Please register early at teamslug@comcast.net for the Fall Run.
Slug finishers will receive the 20th Anniversary Team Slug Beer Stein.

3 comments:

AJ Johnson said...

Hi everyone,

Sorry I missed the inaugaural TSI Booty Rumble 50K; it looks like everything went well. I really really wanted to be there. Sometimes being a soccer coach for my sons team gets in the way of my running, but he isn't going to be young forever. Anyway, I hope all of my fello and fella sluggos are doing well. I am looking forward to the RBC 50K on September 27th. I will be there, as long as I don't croak at the Vermont 100 in July. See everyone in September..Run safe out there.

AJ Johnson
theajinator@yahoo.com

Staci said...

As Rumpshaker Slug, I was especially sad to have missed the booty rumble. But I was wagging my tush all day long, with all my slug friends in mind.

Mwah!

Unknown said...

I've heard it all before. The pre-race briefing where the RD warns you about all the hazards of ultrarunning and the dangerous flora and fauna that may be encountered on the course. Deleware Striped Pit Vipers? Yeah, right. Extremely agressive? Sure, okay. Only lost 3 runners to them over the years? Okay, okay (those estimates are always high anyways). Lets go already.
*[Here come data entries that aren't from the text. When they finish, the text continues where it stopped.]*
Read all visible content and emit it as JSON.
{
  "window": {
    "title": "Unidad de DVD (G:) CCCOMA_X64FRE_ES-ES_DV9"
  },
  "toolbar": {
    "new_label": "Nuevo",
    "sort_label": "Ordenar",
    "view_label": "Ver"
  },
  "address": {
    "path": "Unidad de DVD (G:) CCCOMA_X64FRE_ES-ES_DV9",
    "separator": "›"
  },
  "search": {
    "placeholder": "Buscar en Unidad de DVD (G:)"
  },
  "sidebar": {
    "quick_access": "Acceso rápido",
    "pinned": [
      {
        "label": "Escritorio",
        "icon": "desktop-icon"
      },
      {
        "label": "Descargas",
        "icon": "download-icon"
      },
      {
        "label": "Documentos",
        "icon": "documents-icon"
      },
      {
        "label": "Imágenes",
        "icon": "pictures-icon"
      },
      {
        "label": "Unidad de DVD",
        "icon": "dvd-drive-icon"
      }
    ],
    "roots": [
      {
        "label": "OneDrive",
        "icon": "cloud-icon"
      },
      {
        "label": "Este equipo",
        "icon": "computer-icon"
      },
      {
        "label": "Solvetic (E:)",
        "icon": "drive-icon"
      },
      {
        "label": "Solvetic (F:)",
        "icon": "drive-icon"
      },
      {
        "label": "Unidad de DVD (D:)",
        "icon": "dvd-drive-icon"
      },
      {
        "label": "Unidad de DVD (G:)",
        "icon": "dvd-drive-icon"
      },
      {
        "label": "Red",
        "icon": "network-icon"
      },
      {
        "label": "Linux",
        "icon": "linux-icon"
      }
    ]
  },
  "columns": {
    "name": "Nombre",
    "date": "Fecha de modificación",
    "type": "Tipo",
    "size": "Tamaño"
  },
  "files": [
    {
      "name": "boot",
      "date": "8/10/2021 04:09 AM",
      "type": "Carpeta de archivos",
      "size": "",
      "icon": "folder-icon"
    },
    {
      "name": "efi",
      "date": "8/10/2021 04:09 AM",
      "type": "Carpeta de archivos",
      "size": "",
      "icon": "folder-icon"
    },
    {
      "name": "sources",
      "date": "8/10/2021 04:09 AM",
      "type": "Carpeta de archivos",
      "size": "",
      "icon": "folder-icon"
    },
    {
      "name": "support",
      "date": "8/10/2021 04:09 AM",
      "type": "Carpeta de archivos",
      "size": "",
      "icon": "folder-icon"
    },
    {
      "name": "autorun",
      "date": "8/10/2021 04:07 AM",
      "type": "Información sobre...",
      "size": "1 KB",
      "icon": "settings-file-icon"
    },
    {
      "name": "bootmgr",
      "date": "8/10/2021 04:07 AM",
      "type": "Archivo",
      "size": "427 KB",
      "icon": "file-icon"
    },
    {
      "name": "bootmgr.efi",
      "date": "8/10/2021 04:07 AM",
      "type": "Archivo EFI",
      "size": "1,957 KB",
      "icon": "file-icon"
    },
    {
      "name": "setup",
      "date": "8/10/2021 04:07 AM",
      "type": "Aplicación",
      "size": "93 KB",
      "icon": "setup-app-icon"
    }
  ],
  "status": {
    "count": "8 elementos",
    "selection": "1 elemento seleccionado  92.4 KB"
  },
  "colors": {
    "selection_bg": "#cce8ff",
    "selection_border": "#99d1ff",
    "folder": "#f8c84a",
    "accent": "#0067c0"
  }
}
Being my first run with the slugs I was a bit skeptical about the over-dramatic briefing but let me assure you Delaware Striped Pit Vipers are real! Oh woe to the Unbelievers!

About half way through the second lap a DSPV in search of a snack launched itself from a tree and landed squarely on John's shoulders. He was wearing the thing like a boa and screaming like a little girl until he saw me coming up the trail so he grabbed the beast by the tail and flung it to the ground and did his best impression of a war dance. The serpent came at us with fire in it's eyes and it's fangs dripping venom. Now instead of just a snack he'd have a nice meal.

Now it's a well known fact (apparently not known by yours truly though until after the horrific encounter) that DSPVs are attracted to unsuspecting ultrarunners wearing white. Damn my luck!

But it's also a well known fact (but again not by yours truly) that DSPVs are mortally afraid of tie-dye. As I reached for a twig in a futile effort to defend myself from certain doom the hideous creature caught a glimpse of my ever-present trusty tie-dyed bandana on my right wrist. Immediately the beast wilted, all fight gone, and took off in the other direction like it had grown a set of legs (not slow Slug legs though, more like roadrunner legs). We were saved!

Every runner has their superstitions - mine is my trusty worn bandana. DSPV repellant, emergency shelter, fine cloth napkin or snot rag, tourniquet or doo rag, I never run an ultra distance without it.